財政制度等審議会の財政制度分科会であいさつする麻生太郎財務相(右)=7日午後、東京都千代田区の財務省 財政制度等審議会の財政制度分科会であいさつする麻生太郎財務相(右)=7日午後、東京都千代田区の財務省

 財務相の諮問機関、財政制度等審議会の財政制度分科会が7日、平成31年度予算の編成に向けた議論をスタートした。予算編成に関する建議(意見書)を秋にもまとめる。この日公表された一般会計の概算要求総額は102兆7658億円と過去最大に上り、高齢化で膨らむ社会保障費や、北朝鮮対応で増える防衛費をどこまで削り込めるかが課題となる。

 また、別枠で検討する来年10月の消費税増税の景気対策について、規模をどうするかなども焦点だ。
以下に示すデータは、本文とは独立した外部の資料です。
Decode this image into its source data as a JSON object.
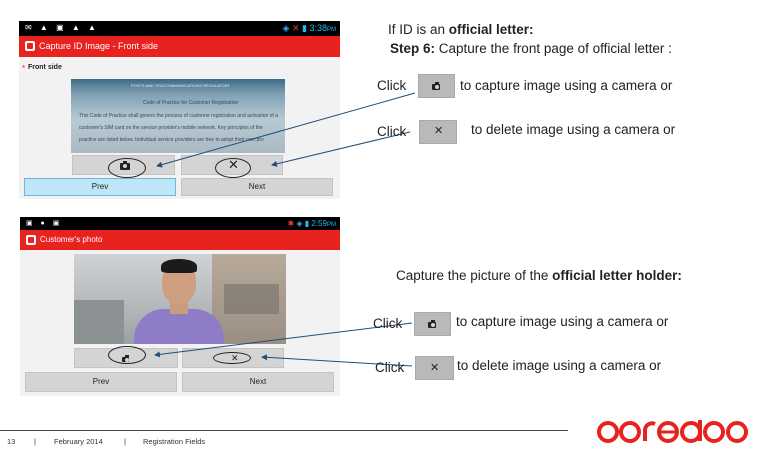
{
  "slide": {
    "heading1": "If ID is an ",
    "heading1_bold": "official letter:",
    "heading2_bold": "Step 6:",
    "heading2": " Capture the front page of official letter :",
    "click_word": "Click",
    "instr_capture": "to capture image using a camera or",
    "instr_delete": "to delete image using a camera or",
    "holder_prefix": "Capture the picture of the ",
    "holder_bold": "official letter holder:"
  },
  "phone1": {
    "status_time": "3:38",
    "status_ampm": "PM",
    "title": "Capture ID Image - Front side",
    "required_mark": "*",
    "section_label": "Front side",
    "doc_heading": "POSTS AND TELECOMMUNICATIONS REGULATORY",
    "doc_subtitle": "Code of Practice for Customer Registration",
    "doc_line1": "This Code of Practice shall govern the process of customer registration and activation of a",
    "doc_line2": "customer's SIM card on the service provider's mobile network. Key principles of the",
    "doc_line3": "practice are listed below. Individual service providers are free to adopt their own pro",
    "prev_label": "Prev",
    "next_label": "Next"
  },
  "phone2": {
    "status_time": "2:59",
    "status_ampm": "PM",
    "title": "Customer's photo",
    "prev_label": "Prev",
    "next_label": "Next"
  },
  "footer": {
    "page": "13",
    "sep": "|",
    "date": "February 2014",
    "section": "Registration Fields"
  },
  "brand": {
    "logo_text": "ooredoo",
    "color": "#e8221f"
  },
  "colors": {
    "titlebar": "#e8221f",
    "arrow": "#1f4e79",
    "button_gray": "#d4d4d4",
    "button_selected": "#bfe6f7"
  }
}
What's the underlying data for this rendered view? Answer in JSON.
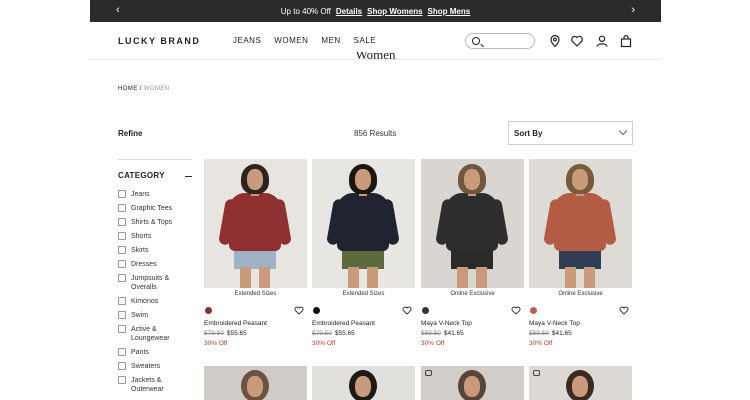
{
  "promo": {
    "text": "Up to 40% Off",
    "links": [
      "Details",
      "Shop Womens",
      "Shop Mens"
    ]
  },
  "header": {
    "logo": "LUCKY BRAND",
    "nav": [
      "JEANS",
      "WOMEN",
      "MEN",
      "SALE"
    ],
    "search_placeholder": ""
  },
  "page_title": "Women",
  "breadcrumb": {
    "home": "HOME",
    "sep": "/",
    "current": "WOMEN"
  },
  "toolbar": {
    "refine": "Refine",
    "results": "856 Results",
    "sort": "Sort By"
  },
  "sidebar": {
    "category_title": "CATEGORY",
    "categories": [
      "Jeans",
      "Graphic Tees",
      "Shirts & Tops",
      "Shorts",
      "Skirts",
      "Dresses",
      "Jumpsuits & Overalls",
      "Kimonos",
      "Swim",
      "Active & Loungewear",
      "Pants",
      "Sweaters",
      "Jackets & Outerwear"
    ]
  },
  "products": [
    {
      "badge": "Extended Sizes",
      "name": "Embroidered Peasant",
      "orig": "$79.50",
      "price": "$55.65",
      "off": "30% Off",
      "swatch": "#8b2e2e",
      "top": "#8e2f30",
      "bg": "#e7e4e1",
      "hairc": "#2d2420",
      "bottom": "#9fb1c4"
    },
    {
      "badge": "Extended Sizes",
      "name": "Embroidered Peasant",
      "orig": "$79.50",
      "price": "$55.65",
      "off": "30% Off",
      "swatch": "#111111",
      "top": "#1f2430",
      "bg": "#e8e6e3",
      "hairc": "#1c1612",
      "bottom": "#5c6a3e"
    },
    {
      "badge": "Online Exclusive",
      "name": "Maya V-Neck Top",
      "orig": "$59.50",
      "price": "$41.65",
      "off": "30% Off",
      "swatch": "#333333",
      "top": "#2e2e2e",
      "bg": "#d9d6d2",
      "hairc": "#6e5640",
      "bottom": "#2a2a2a"
    },
    {
      "badge": "Online Exclusive",
      "name": "Maya V-Neck Top",
      "orig": "$59.50",
      "price": "$41.65",
      "off": "30% Off",
      "swatch": "#b5654f",
      "top": "#b45c43",
      "bg": "#dedbd7",
      "hairc": "#7a5a3c",
      "bottom": "#2f3d55"
    }
  ],
  "peek": [
    {
      "bg": "#cfccc8",
      "hairc": "#6b5340",
      "icon": false
    },
    {
      "bg": "#e2e0dd",
      "hairc": "#1d1915",
      "icon": false
    },
    {
      "bg": "#d0cdca",
      "hairc": "#5a4535",
      "icon": true
    },
    {
      "bg": "#dcd9d5",
      "hairc": "#3a2a1f",
      "icon": true
    }
  ]
}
 31年度予算は、37年度の基礎的財政収支黒字化を目指す新たな財政健全化計画の初年度予算。麻生太郎財務相は分科会で「(最初に)間違うと後々影響してくる」とし、計画に沿った着実な取り組みを求めた。

 31年度は「平成」がつく最後の予算でもある。これに絡み、事務局は、実質的に平成初の編成となった2年度にゼロだった赤字国債の発行額が、30年度に27兆6千億円まで増えるなど、平成を通じ財政が悪化していると説明。委員からは「財政赤字の継続に国民が慣れきっているのは問題」「増税対策は費用対効果を検証すべきだ」といった意見が出た。